What happens to a team missing three starters? Yeah, pretty much. Roberson we knew about, Carmelo we saw go down in the Golden State game, but what the heck happened to Russell Westbrook? Sprained and not available. Paul George and Steven Adams are indeed great players, but they can’t carry a team alone; they were the only two Thundermen in double figures. Raymond Felton started at the point, and he did acceptably; Patrick Patterson and Josh Huestis started, but neither of them managed to make a shot all night. Meanwhile, four of the five L.A. starters finished with double figures, and Brook Lopez missed by only one point. So the outcome was probably predictable: the Lakers, who edged the Thunder last Sunday in Oklahoma City, utterly thrashed them in Los Angeles, 106-81, evening the season series at 2-2.

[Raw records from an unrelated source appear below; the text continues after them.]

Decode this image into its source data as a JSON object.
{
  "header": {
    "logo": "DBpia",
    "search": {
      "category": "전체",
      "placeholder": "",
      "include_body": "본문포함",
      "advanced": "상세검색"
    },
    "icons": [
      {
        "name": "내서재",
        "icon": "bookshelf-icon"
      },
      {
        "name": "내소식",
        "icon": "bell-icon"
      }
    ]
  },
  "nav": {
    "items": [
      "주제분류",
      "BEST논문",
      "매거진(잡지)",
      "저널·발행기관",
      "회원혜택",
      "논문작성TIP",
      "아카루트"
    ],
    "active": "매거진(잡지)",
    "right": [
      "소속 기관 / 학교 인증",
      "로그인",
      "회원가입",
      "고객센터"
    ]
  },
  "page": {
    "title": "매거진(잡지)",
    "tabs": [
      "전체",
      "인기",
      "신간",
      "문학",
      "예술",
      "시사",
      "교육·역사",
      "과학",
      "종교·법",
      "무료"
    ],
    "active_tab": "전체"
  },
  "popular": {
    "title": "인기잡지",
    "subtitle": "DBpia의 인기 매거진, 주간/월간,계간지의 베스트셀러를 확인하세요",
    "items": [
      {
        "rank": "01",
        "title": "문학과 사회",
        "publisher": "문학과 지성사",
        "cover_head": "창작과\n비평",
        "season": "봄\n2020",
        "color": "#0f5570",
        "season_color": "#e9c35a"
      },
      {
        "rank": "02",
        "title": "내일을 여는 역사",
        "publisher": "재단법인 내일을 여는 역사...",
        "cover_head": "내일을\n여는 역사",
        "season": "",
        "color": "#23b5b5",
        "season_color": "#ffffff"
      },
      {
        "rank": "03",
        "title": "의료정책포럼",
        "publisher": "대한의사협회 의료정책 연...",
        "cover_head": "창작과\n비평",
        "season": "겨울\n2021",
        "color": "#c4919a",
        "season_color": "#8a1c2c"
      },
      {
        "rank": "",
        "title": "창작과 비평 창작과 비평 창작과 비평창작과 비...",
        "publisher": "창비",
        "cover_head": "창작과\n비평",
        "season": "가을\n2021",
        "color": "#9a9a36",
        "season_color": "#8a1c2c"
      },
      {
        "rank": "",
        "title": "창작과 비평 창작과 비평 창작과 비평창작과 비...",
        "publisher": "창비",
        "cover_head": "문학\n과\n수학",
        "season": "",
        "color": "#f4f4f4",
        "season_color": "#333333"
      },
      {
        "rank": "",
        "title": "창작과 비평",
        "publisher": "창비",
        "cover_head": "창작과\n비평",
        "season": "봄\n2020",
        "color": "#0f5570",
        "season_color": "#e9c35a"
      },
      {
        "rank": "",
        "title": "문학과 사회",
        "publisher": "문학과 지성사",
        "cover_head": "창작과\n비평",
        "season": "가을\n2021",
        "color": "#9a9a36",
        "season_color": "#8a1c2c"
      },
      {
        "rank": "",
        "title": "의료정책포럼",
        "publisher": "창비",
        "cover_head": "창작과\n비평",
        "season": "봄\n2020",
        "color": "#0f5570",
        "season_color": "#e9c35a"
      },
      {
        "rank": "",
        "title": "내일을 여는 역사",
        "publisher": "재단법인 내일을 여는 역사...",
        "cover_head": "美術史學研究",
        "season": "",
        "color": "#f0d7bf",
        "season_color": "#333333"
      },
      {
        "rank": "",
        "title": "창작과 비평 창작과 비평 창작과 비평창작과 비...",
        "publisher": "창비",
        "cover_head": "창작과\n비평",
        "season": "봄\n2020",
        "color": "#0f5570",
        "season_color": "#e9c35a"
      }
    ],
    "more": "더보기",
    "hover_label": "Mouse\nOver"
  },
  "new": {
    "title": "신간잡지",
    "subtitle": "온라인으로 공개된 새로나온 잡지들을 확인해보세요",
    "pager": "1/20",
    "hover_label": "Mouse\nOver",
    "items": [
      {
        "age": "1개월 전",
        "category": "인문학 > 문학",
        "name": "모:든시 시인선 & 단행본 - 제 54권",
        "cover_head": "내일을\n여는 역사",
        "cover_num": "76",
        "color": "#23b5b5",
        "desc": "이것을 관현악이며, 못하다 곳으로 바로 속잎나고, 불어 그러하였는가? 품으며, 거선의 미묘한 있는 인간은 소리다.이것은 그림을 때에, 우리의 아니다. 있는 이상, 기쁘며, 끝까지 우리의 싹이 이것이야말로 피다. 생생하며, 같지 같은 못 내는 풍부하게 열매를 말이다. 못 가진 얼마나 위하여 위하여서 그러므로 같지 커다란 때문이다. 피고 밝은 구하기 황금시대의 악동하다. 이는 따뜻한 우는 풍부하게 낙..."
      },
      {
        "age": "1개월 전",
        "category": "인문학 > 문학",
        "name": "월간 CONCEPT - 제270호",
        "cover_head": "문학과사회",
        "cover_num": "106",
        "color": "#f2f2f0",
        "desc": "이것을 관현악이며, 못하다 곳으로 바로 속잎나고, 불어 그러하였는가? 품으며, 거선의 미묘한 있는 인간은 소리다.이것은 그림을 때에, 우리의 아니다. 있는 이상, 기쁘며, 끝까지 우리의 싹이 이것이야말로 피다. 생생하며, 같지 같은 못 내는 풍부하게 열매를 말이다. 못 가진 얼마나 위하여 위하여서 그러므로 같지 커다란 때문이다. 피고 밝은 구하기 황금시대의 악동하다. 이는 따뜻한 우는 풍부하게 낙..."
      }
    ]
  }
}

How desperate were the Thunder? They called on Number 35. Yep. P. J. Dozier, on one of those two-way contracts where he spends most of his time in the G-League, was activated for this game, and made one of two shots in two minutes. OKC overall didn’t shoot anywhere near 50 percent. Or even 40 percent. At 32-90, they barely broke 35 percent. PG-13, with 29 points, made five of 12 treys, but the rest of the squad was, um, 3-22. Kentavious Caldwell-Pope didn’t have to work that hard to come up with 20 points to lead the Lakers. If there’s anything to celebrate, apart from L.A.’s metamorphosis from definite cellar-dweller to possible playoff contender, it’s the idea that nobody was glued to the bench: everyone active on both sides got at least some playing time.
Going home, the Thunder will face the Grizzlies on Sunday and the Cavs on Tuesday; they then have to fly to Memphis on Wednesday, and then comes the All-Star break. Maybe two of those three guys will be back.